Sewing allows us to see mature, stylish people who don’t have to conform to society’s standards of beauty. We can follow hashtags for our favorite patterns and see people just like us, wearing the same thing we’ve sewn. It’s really empowering to SEE yourself reflected, it gives you a sense of belonging, of embracing YOUR age.
But doesn’t every older person already sew?
This was true in the 1950s, 1940s and earlier. Everyone sewed. But in the 1970s, and 1980s women went back to work and they stopped sewing. For Boomers (particularly early ones), sewing was something they saw their mom do, and they did, too. But for Xers (those born after 1966 but before the late 80s), there’s this gap of sewing skillset and even interest. Millennials picked it up (and the oldest of those are in their 40s now) with a fervor and most of the sewing pattern companies now are dominated by Millennial designers. Older designers are exiting the industry (their patterns live on in our stashes and on Etsy and Ebay though.)
The Xer sewing gap are people in their 50s now, closing in on 60. These people didn’t learn to sew in school (they may have, but as a rule, home ec was being phased out.) The hashtag #GenXsewing or #genxsewist pales in comparison to the huge #millennialsewing or #millennialsewist ones.

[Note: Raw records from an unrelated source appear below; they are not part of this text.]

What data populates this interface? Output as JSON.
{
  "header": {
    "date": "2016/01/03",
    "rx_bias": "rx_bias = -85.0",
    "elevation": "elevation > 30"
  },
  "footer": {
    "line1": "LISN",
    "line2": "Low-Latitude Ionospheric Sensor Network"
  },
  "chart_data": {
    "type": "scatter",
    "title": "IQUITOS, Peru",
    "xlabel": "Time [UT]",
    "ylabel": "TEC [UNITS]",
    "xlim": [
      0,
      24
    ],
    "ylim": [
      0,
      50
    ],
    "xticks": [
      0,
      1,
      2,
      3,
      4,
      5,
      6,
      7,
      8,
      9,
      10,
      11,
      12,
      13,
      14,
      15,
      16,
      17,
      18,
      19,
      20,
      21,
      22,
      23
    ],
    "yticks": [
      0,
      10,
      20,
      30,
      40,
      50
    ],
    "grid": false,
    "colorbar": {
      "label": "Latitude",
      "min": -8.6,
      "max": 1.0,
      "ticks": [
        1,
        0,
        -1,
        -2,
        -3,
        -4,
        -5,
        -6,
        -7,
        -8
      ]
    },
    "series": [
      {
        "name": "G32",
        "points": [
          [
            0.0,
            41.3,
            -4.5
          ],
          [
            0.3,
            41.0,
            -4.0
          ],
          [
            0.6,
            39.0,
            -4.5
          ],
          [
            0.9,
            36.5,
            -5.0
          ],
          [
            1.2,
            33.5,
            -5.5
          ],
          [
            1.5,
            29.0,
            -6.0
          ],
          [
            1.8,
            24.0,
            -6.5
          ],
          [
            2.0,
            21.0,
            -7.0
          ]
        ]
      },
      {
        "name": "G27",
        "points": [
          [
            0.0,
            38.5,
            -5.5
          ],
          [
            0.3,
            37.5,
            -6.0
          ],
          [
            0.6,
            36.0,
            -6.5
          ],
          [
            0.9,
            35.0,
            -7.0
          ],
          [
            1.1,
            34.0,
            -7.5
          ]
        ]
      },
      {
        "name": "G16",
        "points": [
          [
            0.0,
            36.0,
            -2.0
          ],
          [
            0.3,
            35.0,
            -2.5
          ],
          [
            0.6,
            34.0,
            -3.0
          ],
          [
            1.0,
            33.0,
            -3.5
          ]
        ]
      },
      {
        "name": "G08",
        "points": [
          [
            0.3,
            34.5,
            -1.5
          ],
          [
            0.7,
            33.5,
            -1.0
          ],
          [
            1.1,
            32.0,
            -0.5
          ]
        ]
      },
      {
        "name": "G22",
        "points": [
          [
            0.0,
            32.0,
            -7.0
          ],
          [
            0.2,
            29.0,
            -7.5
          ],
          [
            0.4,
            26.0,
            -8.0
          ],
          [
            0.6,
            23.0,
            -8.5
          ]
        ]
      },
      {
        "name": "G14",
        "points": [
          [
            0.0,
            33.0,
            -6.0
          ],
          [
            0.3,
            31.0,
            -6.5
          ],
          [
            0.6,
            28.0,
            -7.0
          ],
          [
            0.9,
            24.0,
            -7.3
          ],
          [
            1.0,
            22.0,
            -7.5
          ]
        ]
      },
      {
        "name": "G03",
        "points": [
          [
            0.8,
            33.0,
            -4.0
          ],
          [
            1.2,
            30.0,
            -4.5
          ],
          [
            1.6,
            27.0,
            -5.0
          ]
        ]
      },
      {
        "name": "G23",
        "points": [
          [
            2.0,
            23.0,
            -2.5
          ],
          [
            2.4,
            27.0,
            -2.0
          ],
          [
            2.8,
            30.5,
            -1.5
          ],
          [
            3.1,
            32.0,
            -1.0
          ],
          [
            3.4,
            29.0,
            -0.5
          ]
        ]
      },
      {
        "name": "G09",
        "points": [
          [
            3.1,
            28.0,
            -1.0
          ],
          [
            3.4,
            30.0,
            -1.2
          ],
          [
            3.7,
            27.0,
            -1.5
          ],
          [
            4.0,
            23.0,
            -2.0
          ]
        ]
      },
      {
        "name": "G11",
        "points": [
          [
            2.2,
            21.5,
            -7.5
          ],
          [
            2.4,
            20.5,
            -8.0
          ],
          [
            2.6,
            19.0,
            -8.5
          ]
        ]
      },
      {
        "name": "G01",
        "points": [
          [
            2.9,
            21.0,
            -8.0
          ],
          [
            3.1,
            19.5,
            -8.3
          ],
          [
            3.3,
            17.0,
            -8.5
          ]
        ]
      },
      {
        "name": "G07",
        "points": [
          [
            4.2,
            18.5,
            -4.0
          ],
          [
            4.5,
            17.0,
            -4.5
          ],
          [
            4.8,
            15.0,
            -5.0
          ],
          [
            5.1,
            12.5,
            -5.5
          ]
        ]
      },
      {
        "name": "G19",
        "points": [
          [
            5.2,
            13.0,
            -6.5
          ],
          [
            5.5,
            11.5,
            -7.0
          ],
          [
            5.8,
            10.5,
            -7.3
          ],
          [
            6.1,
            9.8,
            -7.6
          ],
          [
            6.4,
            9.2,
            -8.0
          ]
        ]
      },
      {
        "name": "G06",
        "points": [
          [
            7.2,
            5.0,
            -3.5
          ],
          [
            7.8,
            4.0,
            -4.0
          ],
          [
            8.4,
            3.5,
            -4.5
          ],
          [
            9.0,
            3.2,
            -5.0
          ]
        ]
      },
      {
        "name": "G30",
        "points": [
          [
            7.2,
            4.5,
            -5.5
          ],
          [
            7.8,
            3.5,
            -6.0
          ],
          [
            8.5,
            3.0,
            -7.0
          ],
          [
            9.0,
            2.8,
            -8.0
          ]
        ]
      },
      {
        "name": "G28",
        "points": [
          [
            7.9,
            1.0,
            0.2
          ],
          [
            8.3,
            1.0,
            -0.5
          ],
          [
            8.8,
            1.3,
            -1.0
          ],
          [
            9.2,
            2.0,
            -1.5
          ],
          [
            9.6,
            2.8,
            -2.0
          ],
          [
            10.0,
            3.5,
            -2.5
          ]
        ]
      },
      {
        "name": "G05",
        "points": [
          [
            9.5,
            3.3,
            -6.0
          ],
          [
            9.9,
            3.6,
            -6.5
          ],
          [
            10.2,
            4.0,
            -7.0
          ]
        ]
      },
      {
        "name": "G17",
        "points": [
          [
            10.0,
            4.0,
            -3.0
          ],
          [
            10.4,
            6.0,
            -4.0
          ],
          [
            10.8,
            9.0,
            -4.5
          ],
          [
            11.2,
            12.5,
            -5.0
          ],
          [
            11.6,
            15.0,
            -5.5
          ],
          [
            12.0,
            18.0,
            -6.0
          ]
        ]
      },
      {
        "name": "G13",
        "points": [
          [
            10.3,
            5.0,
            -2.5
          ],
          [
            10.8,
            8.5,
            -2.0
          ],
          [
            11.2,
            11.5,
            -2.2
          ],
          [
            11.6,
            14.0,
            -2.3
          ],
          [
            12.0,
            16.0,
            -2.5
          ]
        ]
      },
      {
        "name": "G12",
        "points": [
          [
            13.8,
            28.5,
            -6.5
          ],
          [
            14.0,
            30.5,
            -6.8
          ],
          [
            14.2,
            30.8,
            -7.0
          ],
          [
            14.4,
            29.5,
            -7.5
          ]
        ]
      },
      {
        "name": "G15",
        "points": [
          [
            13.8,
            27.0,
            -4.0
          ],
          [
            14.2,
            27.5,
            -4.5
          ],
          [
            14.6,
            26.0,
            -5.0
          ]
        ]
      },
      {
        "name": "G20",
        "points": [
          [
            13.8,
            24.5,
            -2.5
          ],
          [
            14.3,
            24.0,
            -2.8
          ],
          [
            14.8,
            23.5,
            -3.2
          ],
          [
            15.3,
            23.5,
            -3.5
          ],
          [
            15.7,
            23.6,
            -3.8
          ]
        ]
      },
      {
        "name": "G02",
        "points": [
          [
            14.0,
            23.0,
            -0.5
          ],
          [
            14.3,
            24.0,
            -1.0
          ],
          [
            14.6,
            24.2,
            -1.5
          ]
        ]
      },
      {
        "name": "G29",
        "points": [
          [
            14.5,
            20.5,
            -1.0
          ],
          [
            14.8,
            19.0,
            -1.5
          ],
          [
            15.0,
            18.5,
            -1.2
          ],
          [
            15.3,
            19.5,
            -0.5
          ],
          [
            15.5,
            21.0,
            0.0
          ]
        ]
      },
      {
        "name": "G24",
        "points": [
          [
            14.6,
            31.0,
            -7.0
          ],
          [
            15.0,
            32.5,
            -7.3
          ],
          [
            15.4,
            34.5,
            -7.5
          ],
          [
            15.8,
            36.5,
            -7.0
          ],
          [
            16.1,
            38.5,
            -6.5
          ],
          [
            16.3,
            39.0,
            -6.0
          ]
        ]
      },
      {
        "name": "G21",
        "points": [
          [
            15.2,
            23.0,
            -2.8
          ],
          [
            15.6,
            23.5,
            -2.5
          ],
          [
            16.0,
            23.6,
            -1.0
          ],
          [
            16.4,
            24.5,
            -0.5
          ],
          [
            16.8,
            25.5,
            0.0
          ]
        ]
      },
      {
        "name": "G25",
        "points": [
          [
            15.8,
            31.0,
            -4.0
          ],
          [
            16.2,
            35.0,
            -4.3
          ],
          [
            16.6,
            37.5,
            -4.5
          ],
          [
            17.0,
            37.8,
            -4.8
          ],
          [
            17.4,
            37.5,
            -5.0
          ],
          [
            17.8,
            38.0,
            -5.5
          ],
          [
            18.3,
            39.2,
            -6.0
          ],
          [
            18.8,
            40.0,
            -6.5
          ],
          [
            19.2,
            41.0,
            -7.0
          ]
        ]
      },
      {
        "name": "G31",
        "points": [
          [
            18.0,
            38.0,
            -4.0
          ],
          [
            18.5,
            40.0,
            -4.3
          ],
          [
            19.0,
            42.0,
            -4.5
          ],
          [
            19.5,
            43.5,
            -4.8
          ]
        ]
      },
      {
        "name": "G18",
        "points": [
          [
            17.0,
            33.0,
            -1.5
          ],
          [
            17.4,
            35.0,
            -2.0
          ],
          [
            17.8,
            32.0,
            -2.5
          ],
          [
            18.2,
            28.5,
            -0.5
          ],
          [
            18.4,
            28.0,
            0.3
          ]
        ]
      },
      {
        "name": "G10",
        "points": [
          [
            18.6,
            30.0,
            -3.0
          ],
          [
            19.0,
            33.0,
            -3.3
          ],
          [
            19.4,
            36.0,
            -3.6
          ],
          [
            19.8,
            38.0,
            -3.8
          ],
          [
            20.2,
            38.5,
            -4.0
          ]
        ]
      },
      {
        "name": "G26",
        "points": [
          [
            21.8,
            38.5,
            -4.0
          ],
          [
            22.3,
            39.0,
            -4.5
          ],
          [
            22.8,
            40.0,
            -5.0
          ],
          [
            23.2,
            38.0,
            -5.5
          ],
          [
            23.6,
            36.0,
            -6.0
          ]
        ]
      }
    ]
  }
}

It’s not too late- you can take control of what you put on your body and you can wear what you love. You can MAKE what you love! And what better time to do it when you might have realized that you need a hobby – one that is creatively fulfilling, easy to pick up and put down (I often sew one seam and that’s it til the next day.)

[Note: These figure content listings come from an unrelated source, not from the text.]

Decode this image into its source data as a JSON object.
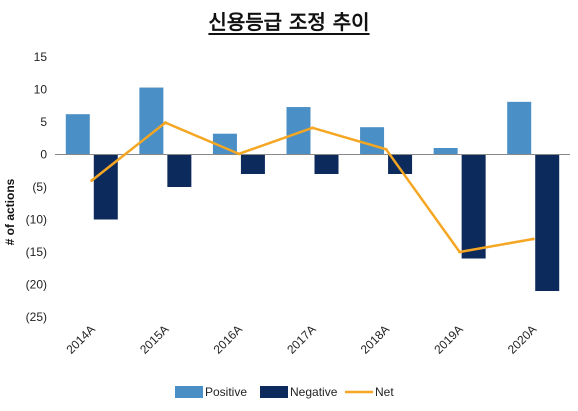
{
  "chart_data": {
    "type": "bar",
    "title": "신용등급 조정 추이",
    "xlabel": "",
    "ylabel": "# of actions",
    "categories": [
      "2014A",
      "2015A",
      "2016A",
      "2017A",
      "2018A",
      "2019A",
      "2020A"
    ],
    "series": [
      {
        "name": "Positive",
        "kind": "bar",
        "color": "#4a8fc5",
        "values": [
          6.2,
          10.3,
          3.2,
          7.3,
          4.2,
          1.0,
          8.1
        ]
      },
      {
        "name": "Negative",
        "kind": "bar",
        "color": "#0d2a5c",
        "values": [
          -10,
          -5,
          -3,
          -3,
          -3,
          -16,
          -21
        ]
      },
      {
        "name": "Net",
        "kind": "line",
        "color": "#f5a623",
        "values": [
          -4,
          4.9,
          0.1,
          4.1,
          0.8,
          -15,
          -13
        ]
      }
    ],
    "ylim": [
      -25,
      15
    ],
    "yticks": [
      15,
      10,
      5,
      0,
      -5,
      -10,
      -15,
      -20,
      -25
    ],
    "ytick_labels": [
      "15",
      "10",
      "5",
      "0",
      "(5)",
      "(10)",
      "(15)",
      "(20)",
      "(25)"
    ],
    "grid": false,
    "legend_position": "bottom"
  }
}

Getting started or expanding your skills as an over 50 sewist:
Your local fabric store has it all. I love shopping my local and indie retailers online and in other cities. Typically the owner of your local fabric store is in her 40s and 50s or even 60s herself, so she’s well aware of the variety of people that come to sewing in both skill and body types, and can help guide you to the best patterns for you. Mass market chains are often staffed (if at all) by younger people with not much sewing skill, so be sure to head to your local retailer or one in a nearby city for classes. You can also learn online from organizations like Sew It! Academy, Craftsy, and PatternReview. And every pattern company has a sew along or instructional videos on their site on how to sew their patterns.
A friend of mine posted that her hometown has a community center that teaches people to sew tea towels, a tote bag and wide leg elastic waist pants in a sewing class designed for grownups. Our LFS teaches people to sew tee shirts and basic wide leg pants, along with more complex bags, backpacks and other garments. You can and will go from making basic elastic waist pants and fun cropped boxy tee shirts to sewing more complicated garments in a fairly short period of time.
Millennial designers will turn 50 in about 10 years. And then they’ll be much more accommodating of larger text sizes on their pattern description (I’ve had to use a magnifying glass to select my pattern size from the measurement chart on more than a few pattern designers’ envelopes.) They’ll include more photos of older models, and they’ll feature older customers on their media (whatever we replace social media with.)
But until then, shop wisely, ask designers to feature older models in their pattern samples and on their websites, and POST your makes – the more visible we all are, the better!